Just days later, as community volunteers were left to LARP as “logisticians” offering directives to ADF forces, people living in flood-devastated towns like Mullumbimby, and others across the Byron shire, were dealt another blow: During a brief visit to Lismore, Morrison announce extended disaster relief payments worth $2,000 – just not to flood victims in Labor-held electorates.
Labor MPs were quick to accuse Morrison of trying to use flood recovery funding as a sweetener for Nationals voters in and around Lismore in the run up to the election, leaving those in the nearby Byron Shire, Ballina and Tweed local government areas, which have also been pummelled by recent flooding, with nothing.
The response from flood victims excluded from the relief, which they say was “fuck all” to begin with, was a rain bomb of epithets so violent even VICE won’t publish them (for fears our lawyers will abandon us in the throes of an avalanche of defamation suits). Resentment for the Prime Minister blankets the region – and its residents are ready to see the back of him.
After residents across the northern rivers thought they had seen the worst of it, Morrison re-entered the frame. This time, from Perth in Western Australia, where he was accused of prioritising his election campaign over signing off on a flood relief package reported to be worth about $1.4 billion co-funded by the NSW government. State officials from his own party were seething.

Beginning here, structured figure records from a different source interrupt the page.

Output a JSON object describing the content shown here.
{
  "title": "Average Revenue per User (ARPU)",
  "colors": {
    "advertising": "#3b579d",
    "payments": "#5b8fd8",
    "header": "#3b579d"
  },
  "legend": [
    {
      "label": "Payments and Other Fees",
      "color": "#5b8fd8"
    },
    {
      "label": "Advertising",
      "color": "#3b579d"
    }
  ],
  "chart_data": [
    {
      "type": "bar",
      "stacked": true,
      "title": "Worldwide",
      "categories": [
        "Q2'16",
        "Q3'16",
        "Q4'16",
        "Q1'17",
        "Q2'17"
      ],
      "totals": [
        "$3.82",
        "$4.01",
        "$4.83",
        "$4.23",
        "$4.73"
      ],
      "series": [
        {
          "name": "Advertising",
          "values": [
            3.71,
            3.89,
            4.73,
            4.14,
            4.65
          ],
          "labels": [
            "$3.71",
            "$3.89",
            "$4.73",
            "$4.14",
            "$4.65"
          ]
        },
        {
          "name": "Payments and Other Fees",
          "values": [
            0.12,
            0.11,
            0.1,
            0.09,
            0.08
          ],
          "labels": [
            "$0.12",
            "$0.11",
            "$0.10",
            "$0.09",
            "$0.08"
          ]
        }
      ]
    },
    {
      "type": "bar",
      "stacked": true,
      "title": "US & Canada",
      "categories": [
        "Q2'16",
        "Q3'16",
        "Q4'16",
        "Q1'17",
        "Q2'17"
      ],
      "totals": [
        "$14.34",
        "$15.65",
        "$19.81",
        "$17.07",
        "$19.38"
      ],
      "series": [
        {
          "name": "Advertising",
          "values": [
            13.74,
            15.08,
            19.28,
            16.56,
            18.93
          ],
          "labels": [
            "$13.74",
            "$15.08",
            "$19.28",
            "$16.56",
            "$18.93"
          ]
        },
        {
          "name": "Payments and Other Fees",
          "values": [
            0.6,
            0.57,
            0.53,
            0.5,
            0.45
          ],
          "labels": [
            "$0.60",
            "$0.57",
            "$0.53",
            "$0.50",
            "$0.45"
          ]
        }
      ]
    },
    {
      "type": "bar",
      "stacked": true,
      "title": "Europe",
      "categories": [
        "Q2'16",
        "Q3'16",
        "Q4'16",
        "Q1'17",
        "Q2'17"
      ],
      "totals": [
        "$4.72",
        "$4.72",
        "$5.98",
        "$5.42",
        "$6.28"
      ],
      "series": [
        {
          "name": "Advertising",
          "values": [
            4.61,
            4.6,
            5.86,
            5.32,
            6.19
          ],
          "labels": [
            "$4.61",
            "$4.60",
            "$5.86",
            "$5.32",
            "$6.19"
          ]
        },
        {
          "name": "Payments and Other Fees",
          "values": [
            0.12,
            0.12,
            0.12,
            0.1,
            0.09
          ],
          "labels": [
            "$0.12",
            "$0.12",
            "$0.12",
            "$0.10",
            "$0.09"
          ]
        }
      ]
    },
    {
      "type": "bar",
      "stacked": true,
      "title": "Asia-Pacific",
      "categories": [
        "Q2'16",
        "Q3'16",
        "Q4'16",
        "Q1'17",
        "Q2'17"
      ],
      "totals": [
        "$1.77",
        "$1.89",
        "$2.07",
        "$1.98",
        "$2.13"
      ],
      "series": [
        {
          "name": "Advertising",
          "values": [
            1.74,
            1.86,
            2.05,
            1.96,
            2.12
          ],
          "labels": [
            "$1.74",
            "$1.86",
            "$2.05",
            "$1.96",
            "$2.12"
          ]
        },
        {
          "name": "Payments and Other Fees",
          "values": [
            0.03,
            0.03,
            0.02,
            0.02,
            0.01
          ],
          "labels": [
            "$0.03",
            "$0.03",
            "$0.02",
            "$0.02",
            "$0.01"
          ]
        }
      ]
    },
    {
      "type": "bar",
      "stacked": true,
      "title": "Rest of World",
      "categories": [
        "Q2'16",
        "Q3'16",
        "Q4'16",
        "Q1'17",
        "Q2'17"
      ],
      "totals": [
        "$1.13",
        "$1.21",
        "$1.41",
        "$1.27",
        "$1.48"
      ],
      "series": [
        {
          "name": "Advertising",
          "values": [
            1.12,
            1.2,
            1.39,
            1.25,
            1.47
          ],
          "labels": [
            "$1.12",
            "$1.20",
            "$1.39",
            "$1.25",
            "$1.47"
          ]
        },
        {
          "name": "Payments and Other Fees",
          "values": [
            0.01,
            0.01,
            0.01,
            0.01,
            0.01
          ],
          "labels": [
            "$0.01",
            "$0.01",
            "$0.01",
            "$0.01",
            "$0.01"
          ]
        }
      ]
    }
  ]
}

“We’re just standing around here like idiots with our arms crossed, while thousands of people have just lost their entire lives, and are sleeping in fucking tents,” one NSW government official told VICE on Thursday.
“We have no idea what’s going on. We’re literally just sitting here waiting for the feds. We’re desperate to announce it, but I can tell you, it isn’t going to happen today. And, of course, we’ll be the ones who cop it.”
Even though residents across the region would be happy to see Morrison lose his office, they aren’t optimistic about their options.
Opposition leader Anthony Albanese is the obvious alternative, given recent pledges made by the Labor leader to mobilise a considerable portion of the government’s $4.7 billion dormant Emergency Response Fund and spend a further $200 million every year on disaster prevention protocols. But, even then, they aren’t convinced he’s their man.
Flood-affected locals of towns from across the region were quick to point out that they’ve seen it all before. Eventually, they expect, it will come to a point where whoever does assume Australia’s top job will find a way to deflect responsibility for responding to climate disasters back to state leaders, as Morrison has for so long, and former Prime Minister Malcolm Turnbull did before him.
Why, they ask, would Albanese be any different?
Trust was running low in these regions long before they were devastated by the deluge that pillaged their homes in the final hours of February.
This is a population of Australians that feels it has been undeservedly ostracised for the better part of a decade, and unfairly persecuted through the years of the pandemic. They feel like they’ve all been “disregarded”, labelled “hippies” or “anti-vaxxers” or “junkies”, demonised by way of COVID-19.
“If anything, this whole experience has shown these communities that they don’t need to be governed,” said Russ Berry, a Byron shire community leader who has been lending his around-the-clock support to towns like Mullumbimby, Woodburn, and pretty much everywhere in between.
“There was already a lot of resentment for the government up here before all this. You know, we would have [COVID] outbreaks up here, and the federal government would respond almost instantly. It would be like a ‘Two days later, and the ADF is up here handing out masks’ kind of thing,” he said.
“But, major flooding? ‘Sorry, you guys will have to wait six days, good luck’.